Pour autant, la recherche d’associés en IT ne bat pas son plein. Chez les recruteurs, c’est plutôt un non-sujet, à vrai dire. « Certains cabinets n’ont peut-être pas encore saisi l’importance d’ajuster leurs équipes pour répondre aux besoins des clients, dont l’intérêt pour les sujets technologiques a notamment été ravivé par la montée en puissance de l’IA, estime Patrice Navarro, arrivé en octobre chez Clifford Chance en tant qu’associé. Ces besoins, en constante augmentation, appellent une approche plus globale et cohérente, plutôt qu’un traitement fragmenté entre différentes expertises, notamment à mesure que les enjeux en IA et cybersécurité se multiplient ». « Même si l’inflation réglementaire suscite un retour de balancier depuis quelques mois, à l’instar de la directive Omnibus ou de la dérégulation financière amorcée par le Royaume-Uni, celle-ci a créé un environnement dont la complexité impose d’en confier le suivi à des spécialistes.

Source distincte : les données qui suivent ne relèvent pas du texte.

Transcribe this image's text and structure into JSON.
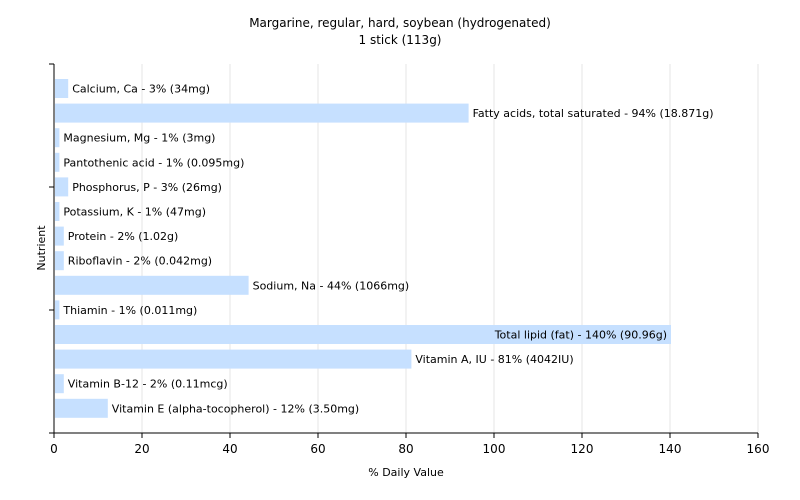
{
  "chart_data": {
    "type": "bar",
    "orientation": "horizontal",
    "title": "Margarine, regular, hard, soybean (hydrogenated)",
    "subtitle": "1 stick (113g)",
    "xlabel": "% Daily Value",
    "ylabel": "Nutrient",
    "xlim": [
      0,
      160
    ],
    "xticks": [
      0,
      20,
      40,
      60,
      80,
      100,
      120,
      140,
      160
    ],
    "grid": "vertical",
    "bar_color": "#c6e0ff",
    "categories": [
      "Calcium, Ca",
      "Fatty acids, total saturated",
      "Magnesium, Mg",
      "Pantothenic acid",
      "Phosphorus, P",
      "Potassium, K",
      "Protein",
      "Riboflavin",
      "Sodium, Na",
      "Thiamin",
      "Total lipid (fat)",
      "Vitamin A, IU",
      "Vitamin B-12",
      "Vitamin E (alpha-tocopherol)"
    ],
    "values": [
      3,
      94,
      1,
      1,
      3,
      1,
      2,
      2,
      44,
      1,
      140,
      81,
      2,
      12
    ],
    "labels": [
      "Calcium, Ca - 3% (34mg)",
      "Fatty acids, total saturated - 94% (18.871g)",
      "Magnesium, Mg - 1% (3mg)",
      "Pantothenic acid - 1% (0.095mg)",
      "Phosphorus, P - 3% (26mg)",
      "Potassium, K - 1% (47mg)",
      "Protein - 2% (1.02g)",
      "Riboflavin - 2% (0.042mg)",
      "Sodium, Na - 44% (1066mg)",
      "Thiamin - 1% (0.011mg)",
      "Total lipid (fat) - 140% (90.96g)",
      "Vitamin A, IU - 81% (4042IU)",
      "Vitamin B-12 - 2% (0.11mcg)",
      "Vitamin E (alpha-tocopherol) - 12% (3.50mg)"
    ]
  }
}
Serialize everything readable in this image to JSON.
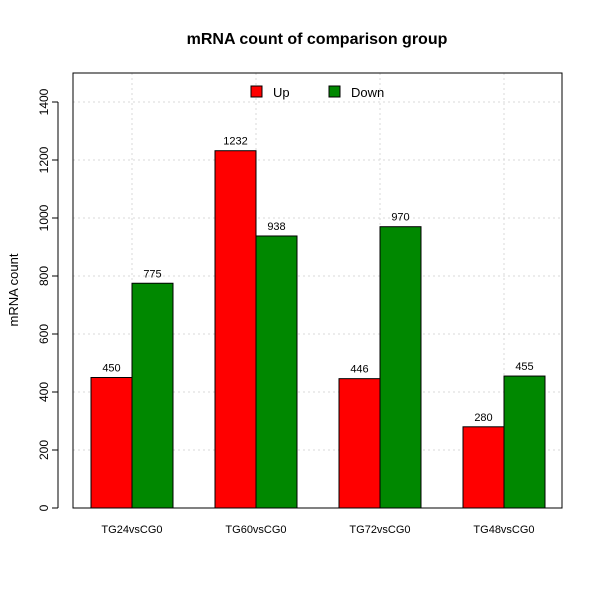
{
  "chart_data": {
    "type": "bar",
    "title": "mRNA count of comparison group",
    "xlabel": "",
    "ylabel": "mRNA count",
    "categories": [
      "TG24vsCG0",
      "TG60vsCG0",
      "TG72vsCG0",
      "TG48vsCG0"
    ],
    "series": [
      {
        "name": "Up",
        "values": [
          450,
          1232,
          446,
          280
        ],
        "color": "#ff0000"
      },
      {
        "name": "Down",
        "values": [
          775,
          938,
          970,
          455
        ],
        "color": "#008800"
      }
    ],
    "ylim": [
      0,
      1500
    ],
    "yticks": [
      0,
      200,
      400,
      600,
      800,
      1000,
      1200,
      1400
    ],
    "grid": true,
    "legend_position": "top-center"
  }
}
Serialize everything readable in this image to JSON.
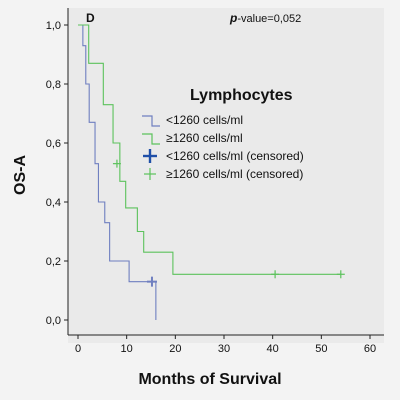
{
  "chart_data": {
    "type": "line",
    "subtype": "kaplan-meier",
    "panel_label": "D",
    "pvalue": {
      "prefix": "p",
      "text": "-value=0,052"
    },
    "xlabel": "Months of Survival",
    "ylabel": "OS-A",
    "xlim": [
      0,
      60
    ],
    "ylim": [
      0,
      1
    ],
    "x_ticks": [
      0,
      10,
      20,
      30,
      40,
      50,
      60
    ],
    "x_tick_labels": [
      "0",
      "10",
      "20",
      "30",
      "40",
      "50",
      "60"
    ],
    "y_ticks": [
      0,
      0.2,
      0.4,
      0.6,
      0.8,
      1.0
    ],
    "y_tick_labels": [
      "0,0",
      "0,2",
      "0,4",
      "0,6",
      "0,8",
      "1,0"
    ],
    "grid": false,
    "legend": {
      "title": "Lymphocytes",
      "placement": "right",
      "entries": [
        "<1260 cells/ml",
        "≥1260 cells/ml",
        "<1260 cells/ml (censored)",
        "≥1260 cells/ml (censored)"
      ]
    },
    "series": [
      {
        "name": "<1260 cells/ml",
        "color": "#6f7fc0",
        "steps": [
          [
            0,
            1.0
          ],
          [
            1,
            0.93
          ],
          [
            1.6,
            0.8
          ],
          [
            2.3,
            0.67
          ],
          [
            3.5,
            0.53
          ],
          [
            4.2,
            0.4
          ],
          [
            5.5,
            0.33
          ],
          [
            6.5,
            0.2
          ],
          [
            10.5,
            0.13
          ],
          [
            16,
            0.0
          ]
        ],
        "end_x": 16,
        "censored": [
          [
            15.2,
            0.13
          ]
        ]
      },
      {
        "name": "≥1260 cells/ml",
        "color": "#5cc25c",
        "steps": [
          [
            0,
            1.0
          ],
          [
            2.2,
            0.87
          ],
          [
            5.2,
            0.73
          ],
          [
            7.2,
            0.6
          ],
          [
            8.6,
            0.47
          ],
          [
            9.8,
            0.38
          ],
          [
            12.2,
            0.3
          ],
          [
            13.5,
            0.23
          ],
          [
            19.5,
            0.155
          ]
        ],
        "end_x": 54,
        "censored": [
          [
            8,
            0.53
          ],
          [
            40.5,
            0.155
          ],
          [
            54,
            0.155
          ]
        ]
      }
    ]
  }
}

Dans les opérations, les discussions ayant trait au risque conformité ont pris le pas sur les négociations contractuelles classiques dont on se satisfaisait par le passé », détaille Benjamin May, associé de Jeantet arrivé avec son équipe en début d’année.

Pas encore dans les priorités

Pour les cabinets, plus que jamais, la place accordée aux associés en IT est donc affaire de conviction stratégique. « Dans le M&A, le volet tech a pris de plus en plus d’importance. Un renforcement des équipes présente donc l’intérêt de maintenir le niveau d’exigence et de qualité que les clients sont en droit d’attendre de leur cabinet d’avocats », considère Alan Walter, associé de Walter Billet Avocats. Et l’on pourrait tenir un raisonnement similaire pour bon nombre de spécialités juridiques, comme la fiscalité, le droit public… Voilà pour le côté positif. En revanche, « depuis l’élection de Donald Trump, nombre d’entreprises ont réduit leurs budgets par prudence. Elles temporisent avant de se pencher sur les nouvelles dispositions réglementaires, leurs besoins en IT se heurtant parfois à la réalité économique. Il n’empêche : l’omniprésence de la tech doit toujours amener les cabinets à réfléchir à de nouvelles offres pour aligner leurs pratiques avec les textes les plus récents », observe Claude-Etienne Armingaud, associé de K&L Gates.

De toute façon, l’IT prendra encore plus sa mesure dans les cabinets lorsque verront le jour des contentieux d’envergure liés aux usages de l’IA. Une nouvelle consécration d’une technicité nécessaire, en quelque sorte. En attendant, mieux vaut avoir correctement structuré les contrats en amont pour éviter d’en arriver à cet extrême, comme toujours. Quitte à étoffer ses équipes.